Daí é que se extrai a complexidade, sendo absoluta e inafastavel a validade e legitimidade dos documentos devidamente registrado em Cartório de Registro de Imóveis, situação IMUNE ao parágrafo 6° do artigo 231 da CF, que diz que são nulos os documentos sobre terras consideradas indígenas.

A Constituição Federal garante aos índios o direito sobre as terras que tradicionalmente ocupam, sendo tradicionalmente ocupadas aquelas habitadas em caráter permanente. A Constituição da República garante o reconhecimento das terras indígenas, nas quais eles estão e das quais jamais saíram, e não o retorno a toda e qualquer terra nas quais um dia estiveram.

Parafraseando o Ilustríssimo Dr. Ilmar Galvão, ex Ministro do Supremo Tribunal Federal, digo que os índios não estão investidos do poder de transformar em terra pública federal aquela em que vai pondo os pés, por efeito de eventuais perambulações, como se fossem os reis MIDAS dos tempos modernos, numa versão indígena e latifundiária.

DO EQUÍVOCO – Ao contrario do que disse o ministro, assim como no Mato Grosso do Sul, Roraima, no perímetro da Raposa Serra do Sol, também apresenta terras devidamente tituladas, propriedades devidamente registradas, áreas devidamente possuídas há 50, 80, 100 anos, e que foram demarcadas como terras indígenas, confiscadas com base nos mais vazios dos argumentos, e no mais viciado dos processos.

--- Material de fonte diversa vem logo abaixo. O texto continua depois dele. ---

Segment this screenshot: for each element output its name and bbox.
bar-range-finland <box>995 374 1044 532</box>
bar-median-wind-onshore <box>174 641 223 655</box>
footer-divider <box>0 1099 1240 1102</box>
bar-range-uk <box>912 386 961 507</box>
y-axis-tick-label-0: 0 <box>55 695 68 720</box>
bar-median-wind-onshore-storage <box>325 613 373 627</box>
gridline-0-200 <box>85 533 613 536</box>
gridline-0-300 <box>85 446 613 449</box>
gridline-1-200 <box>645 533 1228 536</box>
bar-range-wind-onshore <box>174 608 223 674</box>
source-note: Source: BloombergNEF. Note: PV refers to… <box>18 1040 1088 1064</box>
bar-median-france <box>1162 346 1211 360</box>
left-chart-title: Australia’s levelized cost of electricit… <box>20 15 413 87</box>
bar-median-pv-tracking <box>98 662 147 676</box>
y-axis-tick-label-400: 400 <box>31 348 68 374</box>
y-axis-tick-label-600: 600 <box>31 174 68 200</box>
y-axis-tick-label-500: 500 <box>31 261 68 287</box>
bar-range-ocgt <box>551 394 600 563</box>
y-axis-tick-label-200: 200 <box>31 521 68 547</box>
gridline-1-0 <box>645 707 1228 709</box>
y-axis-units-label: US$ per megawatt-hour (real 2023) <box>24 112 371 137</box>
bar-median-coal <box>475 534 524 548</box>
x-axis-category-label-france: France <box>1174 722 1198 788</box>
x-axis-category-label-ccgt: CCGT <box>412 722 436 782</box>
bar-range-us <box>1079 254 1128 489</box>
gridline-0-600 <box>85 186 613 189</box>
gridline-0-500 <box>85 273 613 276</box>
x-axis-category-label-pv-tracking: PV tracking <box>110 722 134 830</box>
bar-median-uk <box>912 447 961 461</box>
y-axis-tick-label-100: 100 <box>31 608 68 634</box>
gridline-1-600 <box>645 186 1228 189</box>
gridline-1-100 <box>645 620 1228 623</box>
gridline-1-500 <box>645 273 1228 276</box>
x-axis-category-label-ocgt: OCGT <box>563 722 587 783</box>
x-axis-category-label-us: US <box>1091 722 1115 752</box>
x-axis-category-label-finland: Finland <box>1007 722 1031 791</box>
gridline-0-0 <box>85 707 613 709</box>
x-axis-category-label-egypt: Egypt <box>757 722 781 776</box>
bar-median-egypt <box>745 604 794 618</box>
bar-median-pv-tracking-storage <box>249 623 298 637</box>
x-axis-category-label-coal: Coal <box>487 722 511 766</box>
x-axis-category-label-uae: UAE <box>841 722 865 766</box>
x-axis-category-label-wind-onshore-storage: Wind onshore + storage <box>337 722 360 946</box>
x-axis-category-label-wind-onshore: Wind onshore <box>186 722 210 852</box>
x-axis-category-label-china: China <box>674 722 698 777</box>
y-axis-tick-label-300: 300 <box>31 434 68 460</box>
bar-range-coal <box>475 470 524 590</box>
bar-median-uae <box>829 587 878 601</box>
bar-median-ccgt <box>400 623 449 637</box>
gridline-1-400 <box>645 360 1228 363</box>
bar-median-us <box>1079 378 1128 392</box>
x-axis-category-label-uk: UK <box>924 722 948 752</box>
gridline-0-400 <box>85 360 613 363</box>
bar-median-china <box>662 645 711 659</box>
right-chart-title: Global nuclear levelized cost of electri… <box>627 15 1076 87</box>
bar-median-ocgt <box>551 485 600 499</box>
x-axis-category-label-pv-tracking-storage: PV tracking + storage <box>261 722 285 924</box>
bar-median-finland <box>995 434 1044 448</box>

Exemplo – Dr. Nelson, presidente da Associação dos Arrozeiros de Roraima, natural do Paraná, produtor rural, adquiriu a Fazenda Carnaúba, Gleba Caracaranã, do Sr. Edmilson Cordeiro, em 1993. Fazenda Carnbaúba com TÍTULO DEFINITIVO expedido pelo INCRA em 1982. A posse é muito anterior, pois existem duas escrituras públicas de compra e venda datadas de 1937 e 1930. Consta ainda documento do Ministério da Fazenda de Rendas Alfandegada de Boa Vista, de 1931, no qual o possuidor declara que explora a área desde 1909, para atividade pastoril.

A Fazenda Carnaúba foi confiscada, demarcada para os índios. O Sr. Nelson é tido como um dos grandes arrozeiros e grileiro de terras. Demais arrozeiros, legais e legítimos proprietários, se encontram na mesma situação.

Além do exemplo acima, dos ditos “Grande Arrozeiros Grileiros de Terra”, há na Raposa Serra do Sol muitos outros. Há pequenos proprietários, robustamente documentados, que foram expulsos, que perderam sua terra e sua dignidade, que vivem à beira da miséria e assistem de camarote os índios receberem cestas básicas do Governo.

Mato Grosso do Sul vive a mesma situação. Proprietários com título definitivo há quase um século tiveram suas propriedades invadidas e perderam a posse, enquanto o processo caminha a passos lentos. Igualmente assistem os índios invasores receberem cestas básicas e, ironicamente, por serem proprietários, não se adéquam a nenhum dos programas assistenciais do Governo.

Continuaremos, índios e produtores rurais, sendo vítimas desses equívocos?

Certa vez, uma colega engajada na defesa desenfreada do direito territorial indígena, ao conversarmos sobre a indenização da terra nua como única solução para os conflitos, me disse: estamos na mesma canoa, só que uma em cada ponta, e se qualquer uma de nós sair, a canoa vira.

E eu lhe respondi: pois quero estar nesta mesma canoa, sentada bem no meio, ao seu lado.

Não estamos, nós, produtores rurais, contra os índios. A recíproca é verdadeira. É hora de darmos as mãos, reconhecermos as semelhanças e respeitarmos as diferenças.

(*) Luana Ruiz Silva é advogada, membro da Comissão Especial de Assuntos Indígenas da OAB/MS e produtora rural.